Plastic pollution is a pressing global challenge, and the production of fossil-based plastics negatively impacts the global climate through the release of greenhouse gas emissions. A recent study from the Center on International Environmental Law found that by 2050, emissions from the plastic industry will be equivalent to those of 615 coal plants—totaling more than 2.75 billion metric tons of carbon dioxide equivalent (CO2e). By reducing use of this material, we can help address these challenges—ultimately aligning with our existing efforts to minimize waste and 3M’s recent goal to achieve carbon neutrality in our operations by 2050.
3M continues to work with our researchers, engineers, and scientists, as well as suppliers, customers, nongovernmental organizations, and community leaders to improve the circularity of our products and packaging. 3M requires every new product to have a Sustainability Value Commitment that drives impact for the greater good. Commitments include recyclability, using recycled or renewable materials, opportunities for reuse at the end of a product’s lifespan and more.
“An essential element of becoming more circular is incorporating more recycled content and sustainable biomass in our products,” said Brendan Edgerton, director of circular economy at World Business Council for Sustainable Development (WBCSD). “Without it, we cannot achieve a society in which nine billion people can live well within planetary boundaries. I applaud 3M’s commitment to the circular economy as illustrated in their new goal and we look forward to supporting them in achieving it.”

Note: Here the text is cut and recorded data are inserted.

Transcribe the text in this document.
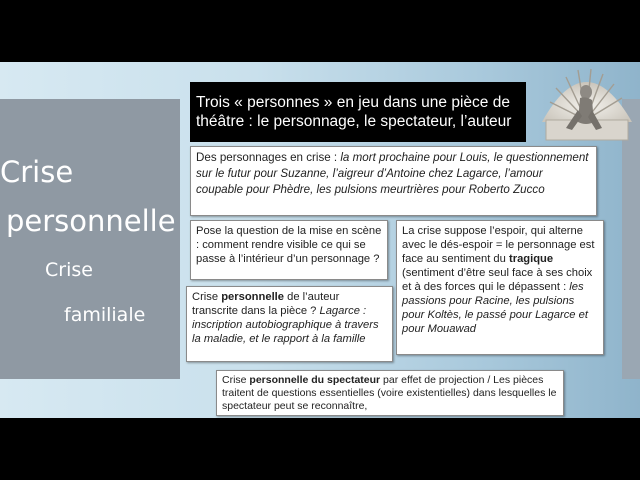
Crise
personnelle
Crise
familiale
Trois « personnes » en jeu dans une pièce de théâtre : le personnage, le spectateur, l’auteur
Des personnages en crise : la mort prochaine pour Louis, le questionnement sur le futur pour Suzanne, l’aigreur d’Antoine chez Lagarce, l’amour coupable pour Phèdre, les pulsions meurtrières pour Roberto Zucco
Pose la question de la mise en scène : comment rendre visible ce qui se passe à l’intérieur d’un personnage ?
Crise personnelle de l’auteur transcrite dans la pièce ? Lagarce : inscription autobiographique à travers la maladie, et le rapport à la famille
La crise suppose l’espoir, qui alterne avec le dés-espoir = le personnage est face au sentiment du tragique (sentiment d’être seul face à ses choix et à des forces qui le dépassent : les passions pour Racine, les pulsions pour Koltès, le passé pour Lagarce et pour Mouawad
Crise personnelle du spectateur par effet de projection / Les pièces traitent de questions essentielles (voire existentielles) dans lesquelles le spectateur peut se reconnaître,
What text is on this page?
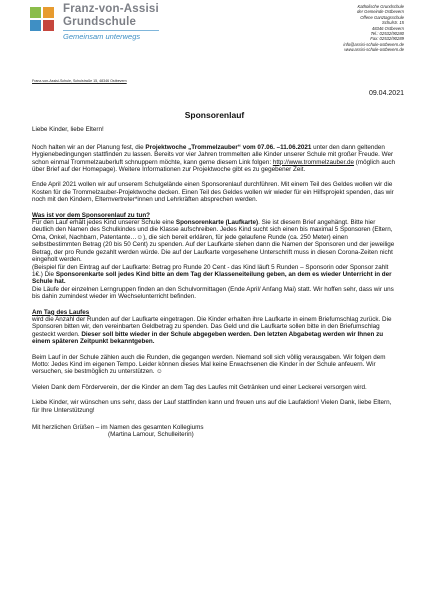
Franz-von-Assisi
Grundschule
Gemeinsam unterwegs
Katholische Grundschule
der Gemeinde Ostbevern
Offene Ganztagsschule
Schulstr. 15
48346 Ostbevern
Tel.: 02532/90280
Fax: 02532/90289
info@assisi-schule-ostbevern.de
www.assisi-schule-ostbevern.de
Franz-von-Assisi-Schule, Schulstraße 15, 48346 Ostbevern
09.04.2021

Sponsorenlauf

Liebe Kinder, liebe Eltern!

Noch halten wir an der Planung fest, die Projektwoche „Trommelzauber“ vom 07.06. –11.06.2021 unter den dann geltenden Hygienebedingungen stattfinden zu lassen. Bereits vor vier Jahren trommelten alle Kinder unserer Schule mit großer Freude. Wer schon einmal Trommelzauberluft schnuppern möchte, kann gerne diesem Link folgen: http://www.trommelzauber.de (möglich auch über Brief auf der Homepage). Weitere Informationen zur Projektwoche gibt es zu gegebener Zeit.

Ende April 2021 wollen wir auf unserem Schulgelände einen Sponsorenlauf durchführen. Mit einem Teil des Geldes wollen wir die Kosten für die Trommelzauber-Projektwoche decken. Einen Teil des Geldes wollen wir wieder für ein Hilfsprojekt spenden, das wir noch mit den Kindern, Elternvertreter*innen und Lehrkräften absprechen werden.

Was ist vor dem Sponsorenlauf zu tun?

Für den Lauf erhält jedes Kind unserer Schule eine Sponsorenkarte (Laufkarte). Sie ist diesem Brief angehängt. Bitte hier deutlich den Namen des Schulkindes und die Klasse aufschreiben. Jedes Kind sucht sich einen bis maximal 5 Sponsoren (Eltern, Oma, Onkel, Nachbarn, Patentante…☺), die sich bereit erklären, für jede gelaufene Runde (ca. 250 Meter) einen selbstbestimmten Betrag (20 bis 50 Cent) zu spenden. Auf der Laufkarte stehen dann die Namen der Sponsoren und der jeweilige Betrag, der pro Runde gezahlt werden würde. Die auf der Laufkarte vorgesehene Unterschrift muss in diesen Corona-Zeiten nicht eingeholt werden.

(Beispiel für den Eintrag auf der Laufkarte: Betrag pro Runde 20 Cent - das Kind läuft 5 Runden – Sponsorin oder Sponsor zahlt 1€.) Die Sponsorenkarte soll jedes Kind bitte an dem Tag der Klasseneiteilung geben, an dem es wieder Unterricht in der Schule hat.

Die Läufe der einzelnen Lerngruppen finden an den Schulvormittagen (Ende April/ Anfang Mai) statt. Wir hoffen sehr, dass wir uns bis dahin zumindest wieder im Wechselunterricht befinden.

Am Tag des Laufes

wird die Anzahl der Runden auf der Laufkarte eingetragen. Die Kinder erhalten ihre Laufkarte in einem Briefumschlag zurück. Die Sponsoren bitten wir, den vereinbarten Geldbetrag zu spenden. Das Geld und die Laufkarte sollen bitte in den Briefumschlag gesteckt werden. Dieser soll bitte wieder in der Schule abgegeben werden. Den letzten Abgabetag werden wir Ihnen zu einem späteren Zeitpunkt bekanntgeben.

Beim Lauf in der Schule zählen auch die Runden, die gegangen werden. Niemand soll sich völlig verausgaben. Wir folgen dem Motto: Jedes Kind im eigenen Tempo. Leider können dieses Mal keine Erwachsenen die Kinder in der Schule anfeuern. Wir versuchen, sie bestmöglich zu unterstützen. ☺

Vielen Dank dem Förderverein, der die Kinder an dem Tag des Laufes mit Getränken und einer Leckerei versorgen wird.

Liebe Kinder, wir wünschen uns sehr, dass der Lauf stattfinden kann und freuen uns auf die Laufaktion! Vielen Dank, liebe Eltern, für Ihre Unterstützung!

Mit herzlichen Grüßen – im Namen des gesamten Kollegiums

(Martina Lamour, Schulleiterin)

3M has been a part of the Ellen MacArthur Foundation to advance circular economy since 2019 and is collaborating with fellow members to drive greater global impact. We have supported The Recycling Partnership for more than four years, and in 2020, we provided the initial investment for its Recycling Inclusion Fund to advance recycling infrastructure and education, and research into the challenges that prevent a more equitable recycling system. 3M was also an initial funder for Closed Loop Partners in 2014 and joined fellow founding investors to reinvest more than $54 million in 2020. More recently, 3M has co-funded projects like the U.S. and Canada Recycling Infrastructure and Plastic Waste Map—a first-of-its-kind public tool highlighting and tracking the diversity of plastic waste as well as opportunities to recapture valuable plastics and re-incorporate them into the manufacturing supply chain.
“In a resource-constrained world, advancing a circular economy means moving away from the costly extraction of limited raw materials, including fossil fuels, to make virgin plastic. There are enormous environmental, social and economic benefits to treating existing plastics as a resource, maximizing their value and keeping them in play," said Bridget Croke, managing director at Closed Loop Partners. "We’re proud to be a long-time partner of 3M; their commitment to reduce their dependence on virgin plastics sets a precedent for how industry leaders can strengthen the market for recycled plastics and drive circularity forward.”